Interpretable Predictive Modeling of Tight Gas Well Productivity with SHAP and LIME Techniques

Abstract

Accurately predicting well productivity is crucial for optimizing gas production and maximizing recovery from tight gas reservoirs. Machine learning (ML) techniques have been applied to build predictive models for the well productivity, but their high complexity and low interpretability can hinder their practical application. This study proposes using interpretable ML solutions, SHapley Additive exPlanations (SHAP) and Local Interpretable Model-agnostic Explanations (LIME), to provide explicit explanations of the ML prediction model. The study uses data from the Eastern Sulige tight gas field in the Ordos Basin, China, containing various geological and engineering factors. The results show that the gradient boosting decision tree model exhibits superior predictive performance compared to other ML models.
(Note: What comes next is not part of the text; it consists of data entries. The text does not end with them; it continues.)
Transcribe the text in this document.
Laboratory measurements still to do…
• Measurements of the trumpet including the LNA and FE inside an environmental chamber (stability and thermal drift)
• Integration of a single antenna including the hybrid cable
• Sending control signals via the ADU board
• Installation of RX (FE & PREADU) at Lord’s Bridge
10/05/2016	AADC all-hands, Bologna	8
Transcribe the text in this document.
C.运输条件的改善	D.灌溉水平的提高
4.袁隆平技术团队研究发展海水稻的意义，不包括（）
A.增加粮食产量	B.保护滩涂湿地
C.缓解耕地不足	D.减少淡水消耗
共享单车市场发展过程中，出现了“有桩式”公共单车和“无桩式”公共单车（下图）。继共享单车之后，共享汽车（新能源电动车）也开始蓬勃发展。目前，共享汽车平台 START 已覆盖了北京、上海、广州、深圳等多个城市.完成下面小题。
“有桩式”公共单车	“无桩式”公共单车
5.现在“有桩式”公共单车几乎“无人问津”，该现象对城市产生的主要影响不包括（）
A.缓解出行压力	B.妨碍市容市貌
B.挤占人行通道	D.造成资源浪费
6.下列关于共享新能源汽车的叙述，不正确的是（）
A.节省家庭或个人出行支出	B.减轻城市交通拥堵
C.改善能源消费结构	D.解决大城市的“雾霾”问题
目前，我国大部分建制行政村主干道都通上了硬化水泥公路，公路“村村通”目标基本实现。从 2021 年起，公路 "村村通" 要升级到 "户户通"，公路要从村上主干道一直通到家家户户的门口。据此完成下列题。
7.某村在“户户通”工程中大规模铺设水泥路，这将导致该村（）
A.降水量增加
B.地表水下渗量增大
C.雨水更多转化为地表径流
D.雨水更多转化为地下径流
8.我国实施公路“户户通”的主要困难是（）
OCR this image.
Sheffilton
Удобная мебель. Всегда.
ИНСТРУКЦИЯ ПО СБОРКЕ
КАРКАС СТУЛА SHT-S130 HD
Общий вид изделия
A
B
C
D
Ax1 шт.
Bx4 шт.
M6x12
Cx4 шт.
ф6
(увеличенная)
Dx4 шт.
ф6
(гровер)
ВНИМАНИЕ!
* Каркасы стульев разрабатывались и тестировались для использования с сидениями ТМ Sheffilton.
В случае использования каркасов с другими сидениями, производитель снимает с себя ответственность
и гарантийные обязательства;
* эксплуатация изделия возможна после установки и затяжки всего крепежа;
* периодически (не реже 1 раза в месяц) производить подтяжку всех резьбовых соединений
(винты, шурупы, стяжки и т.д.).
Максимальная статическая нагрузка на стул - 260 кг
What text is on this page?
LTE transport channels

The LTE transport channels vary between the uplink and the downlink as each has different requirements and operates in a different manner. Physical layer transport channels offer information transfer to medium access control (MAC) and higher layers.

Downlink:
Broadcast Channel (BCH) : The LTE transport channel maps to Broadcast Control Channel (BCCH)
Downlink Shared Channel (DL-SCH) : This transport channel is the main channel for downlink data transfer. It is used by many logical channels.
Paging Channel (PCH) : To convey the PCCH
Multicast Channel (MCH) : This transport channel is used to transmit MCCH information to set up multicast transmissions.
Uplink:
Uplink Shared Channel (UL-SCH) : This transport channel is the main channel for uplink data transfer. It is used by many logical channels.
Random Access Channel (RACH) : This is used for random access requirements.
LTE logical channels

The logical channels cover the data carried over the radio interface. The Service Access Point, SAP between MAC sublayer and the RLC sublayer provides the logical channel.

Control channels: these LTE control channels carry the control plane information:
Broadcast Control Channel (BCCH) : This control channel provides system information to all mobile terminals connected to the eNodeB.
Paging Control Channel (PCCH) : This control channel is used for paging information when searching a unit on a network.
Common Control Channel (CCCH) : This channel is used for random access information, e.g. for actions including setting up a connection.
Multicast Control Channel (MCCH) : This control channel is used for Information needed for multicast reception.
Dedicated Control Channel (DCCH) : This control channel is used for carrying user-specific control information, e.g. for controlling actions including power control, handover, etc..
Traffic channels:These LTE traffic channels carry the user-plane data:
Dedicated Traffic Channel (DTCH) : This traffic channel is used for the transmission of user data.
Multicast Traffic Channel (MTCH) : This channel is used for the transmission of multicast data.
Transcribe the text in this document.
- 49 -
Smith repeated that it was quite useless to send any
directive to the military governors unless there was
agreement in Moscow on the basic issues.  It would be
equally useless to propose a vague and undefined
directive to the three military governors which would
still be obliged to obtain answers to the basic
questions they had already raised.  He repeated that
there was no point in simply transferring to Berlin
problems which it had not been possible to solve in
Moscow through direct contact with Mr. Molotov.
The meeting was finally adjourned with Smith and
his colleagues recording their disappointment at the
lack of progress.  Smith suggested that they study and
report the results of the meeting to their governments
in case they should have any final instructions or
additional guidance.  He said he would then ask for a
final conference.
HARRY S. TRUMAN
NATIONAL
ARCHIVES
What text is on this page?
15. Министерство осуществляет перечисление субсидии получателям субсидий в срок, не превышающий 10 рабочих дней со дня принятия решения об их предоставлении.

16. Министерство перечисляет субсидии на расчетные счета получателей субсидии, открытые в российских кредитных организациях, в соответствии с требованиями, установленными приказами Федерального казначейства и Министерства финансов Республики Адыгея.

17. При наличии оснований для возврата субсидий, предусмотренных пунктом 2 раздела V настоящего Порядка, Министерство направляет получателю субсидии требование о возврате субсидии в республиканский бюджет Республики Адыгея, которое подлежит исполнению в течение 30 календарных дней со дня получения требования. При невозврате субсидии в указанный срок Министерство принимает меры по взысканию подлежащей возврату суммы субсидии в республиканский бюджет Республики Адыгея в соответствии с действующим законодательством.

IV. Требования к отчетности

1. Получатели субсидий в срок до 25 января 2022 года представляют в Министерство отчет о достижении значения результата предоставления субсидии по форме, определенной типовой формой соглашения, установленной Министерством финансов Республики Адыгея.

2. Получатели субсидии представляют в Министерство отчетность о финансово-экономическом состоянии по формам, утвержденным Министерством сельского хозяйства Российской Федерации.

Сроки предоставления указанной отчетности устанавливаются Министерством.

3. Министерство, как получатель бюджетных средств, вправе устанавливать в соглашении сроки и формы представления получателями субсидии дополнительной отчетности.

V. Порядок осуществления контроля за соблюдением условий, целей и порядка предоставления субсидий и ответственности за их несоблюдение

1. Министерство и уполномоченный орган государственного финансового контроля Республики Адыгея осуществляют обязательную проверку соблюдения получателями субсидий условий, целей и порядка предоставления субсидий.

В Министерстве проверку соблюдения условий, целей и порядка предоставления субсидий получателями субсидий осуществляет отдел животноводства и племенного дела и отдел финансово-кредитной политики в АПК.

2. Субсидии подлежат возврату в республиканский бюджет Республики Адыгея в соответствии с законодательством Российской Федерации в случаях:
The global interpretation using SHAP provides insights into the overall impact of these factors, while the local interpretation using SHAP and LIME offers individualized explanations of well productivity predictions. These results can facilitate improvements in well operations and field development planning, providing a better understanding of the underlying physical processes and supporting more informed and effective decision-making. Ultimately, this study demonstrates the potential of interpretable ML solutions to address the challenges of forecasting well productivity in tight gas reservoirs and enable more efficient and sustainable gas production.